Contagem CD4 é o número de um tipo células de defesa também presentes por mL de sangue. Uma pessoa saudável tem entre 450 a 1600 células destas. E ter 1300 não significa que você seja mais protegido do que uma pessoa que tem 450 células.

As diretrizes para tratamento mudaram ao longo do tempo, e com a evolução e menor quantidade de efeitos colaterais dos medicamentos.

No início, tratava-se quem tinha menos de 200 células CD4, o que dá o diagnóstico de AIDS. Depois passou para 350 células. Depois foram 500 células. E agora, no nosso amado Brasil, todas as pessoas vivendo com HIV, mesmo tendo 1000 células podem iniciar seu lindo tratamento antirretroviral, para viver menos preocupados, viver uma vida longa, não transmitir HIV e se sentir cuidando da própria saúde de maneira ativa.

No seu primeiro exame, é provável que seja feita uma bateria quase completa de exames. Com atenção especial para função renal e hepática.

Você vai (ou deveria) fazer exames mais frequentes até ficar com carga viral indetectável, depois os exames ficam mais espaçados de modo que você só tiraria sangue a cada 6 meses.

Não é perigoso ficar 6 meses sem ver como está minha carga viral e CD4?

Se você chegar ao indetectável, não. Porque sua medicação é duradoura. Sua terapia antirretroviral somente irá falhar se:

  • Você tiver um virus resistente à medicação, por ter adquirido um vírus já resistente da pessoa de quem você contraiu o HIV;
  • Se você não tomar a sua medicação completa consistentemente, pelo menos 90-95% das doses, o equivalente a umas 28 doses por mês.

Você só fica indetectável enquanto toma sua medicação. HIV não tem cura, então assim que você para os remédios, o HIV volta com alta carga viral e começa novamente a baixar suas células de defesa.

 

4) Viva sem efeitos colaterais

Todas as combinações iniciais de medicamentos são excelentes em suprimir o vírus, ou seja, deixar sua carga viral abaixo dos níveis de detecção dos testes: INDETECTÁVEL.
Para que isto aconteça é indicado que você tome a medicação todos os dias, sim, todo santo dia. Seja um comprimido, sejam dois ou três. Tome-os sem falta.

Para que isto seja alcançável, lute pelo seu bem estar. Se você não tiver efeitos colaterais também não vai se importar em tomar a medicação da forma correta.

Seu infectologista vai alertar sobre os possíveis efeitos colaterais iniciais e passageiros, os quais acontecem nas primeiras semanas ou meses até seu corpo se acostumar com a medicação.
Esta medicação nova, o dolutegravir, não causa efeito colateral nenhum na maioria dos casos. E quando acontece, o efeito colateral mais comum é insônia.
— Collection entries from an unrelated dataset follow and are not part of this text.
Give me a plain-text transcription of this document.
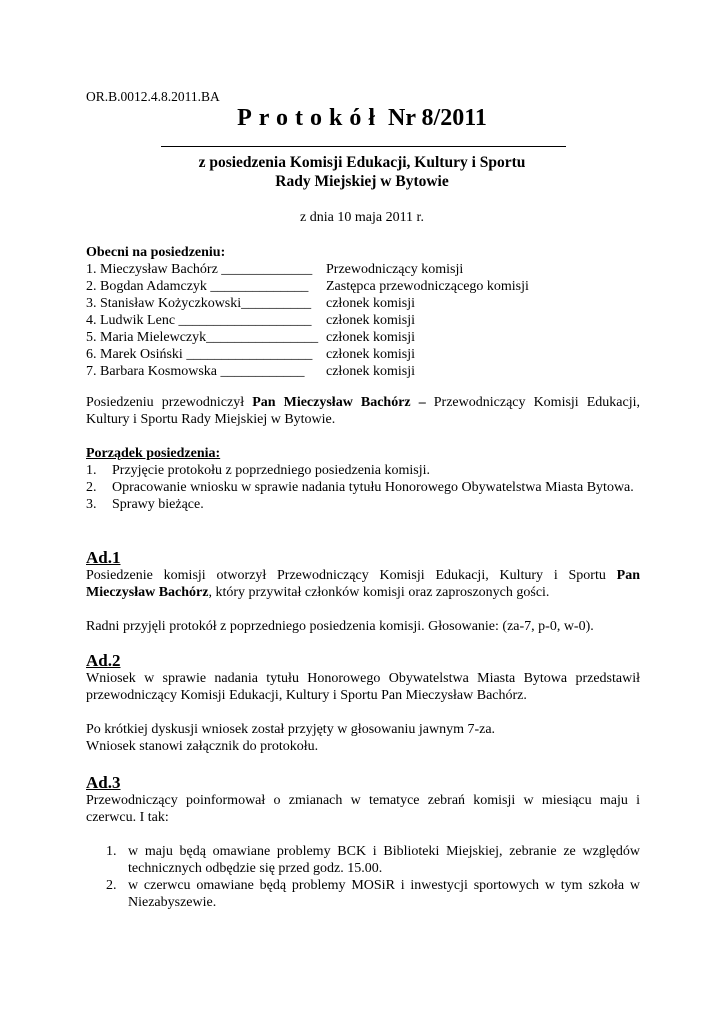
OR.B.0012.4.8.2011.BA
Protokół Nr 8/2011
z posiedzenia Komisji Edukacji, Kultury i Sportu
Rady Miejskiej w Bytowie
z dnia 10 maja 2011 r.
Obecni na posiedzeniu:
1. Mieczysław Bachórz _____________ Przewodniczący komisji
2. Bogdan Adamczyk ______________ Zastępca przewodniczącego komisji
3. Stanisław Kożyczkowski__________ członek komisji
4. Ludwik Lenc ___________________ członek komisji
5. Maria Mielewczyk________________ członek komisji
6. Marek Osiński __________________ członek komisji
7. Barbara Kosmowska ____________ członek komisji
Posiedzeniu przewodniczył Pan Mieczysław Bachórz – Przewodniczący Komisji Edukacji, Kultury i Sportu Rady Miejskiej w Bytowie.
Porządek posiedzenia:
1. Przyjęcie protokołu z poprzedniego posiedzenia komisji.
2. Opracowanie wniosku w sprawie nadania tytułu Honorowego Obywatelstwa Miasta Bytowa.
3. Sprawy bieżące.
Ad.1
Posiedzenie komisji otworzył Przewodniczący Komisji Edukacji, Kultury i Sportu Pan Mieczysław Bachórz, który przywitał członków komisji oraz zaproszonych gości.
Radni przyjęli protokół z poprzedniego posiedzenia komisji. Głosowanie: (za-7, p-0, w-0).
Ad.2
Wniosek w sprawie nadania tytułu Honorowego Obywatelstwa Miasta Bytowa przedstawił przewodniczący Komisji Edukacji, Kultury i Sportu Pan Mieczysław Bachórz.
Po krótkiej dyskusji wniosek został przyjęty w głosowaniu jawnym 7-za.
Wniosek stanowi załącznik do protokołu.
Ad.3
Przewodniczący poinformował o zmianach w tematyce zebrań komisji w miesiącu maju i czerwcu. I tak:
1. w maju będą omawiane problemy BCK i Biblioteki Miejskiej, zebranie ze względów technicznych odbędzie się przed godz. 15.00.
2. w czerwcu omawiane będą problemy MOSiR i inwestycji sportowych w tym szkoła w Niezabyszewie.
Comecei minha terapia no final de 2015 com efavirenz, um dos componentes do 3×1. Foi uma experiência bem desagradável para mim. Mudei para outro chamado atazanavir que é maravilhoso. Mas logo espero estar no dolutegravir também.

Atualização 30 de maio de 2017:

Muita coisa mudou desde que escrevi este post. E eu atualizei hoje várias informações nele, como a adição do dolutegravir à primeira linha de tratamento. Uma vitória incrível para quem está iniciando a terapia agora, pois provavelmente não sentirá nenhum efeito colateral, e isso é incrível.

Comece seu tratamento!
Faça o teste caso não tenha feito ainda. Não há o que temer!

Resumindo: O Brasil tem um arsenal bom o suficiente para oferecer a você um tratamento sem ou quase sem efeitos colaterais intoleráveis. Lute pelo seu bem estar.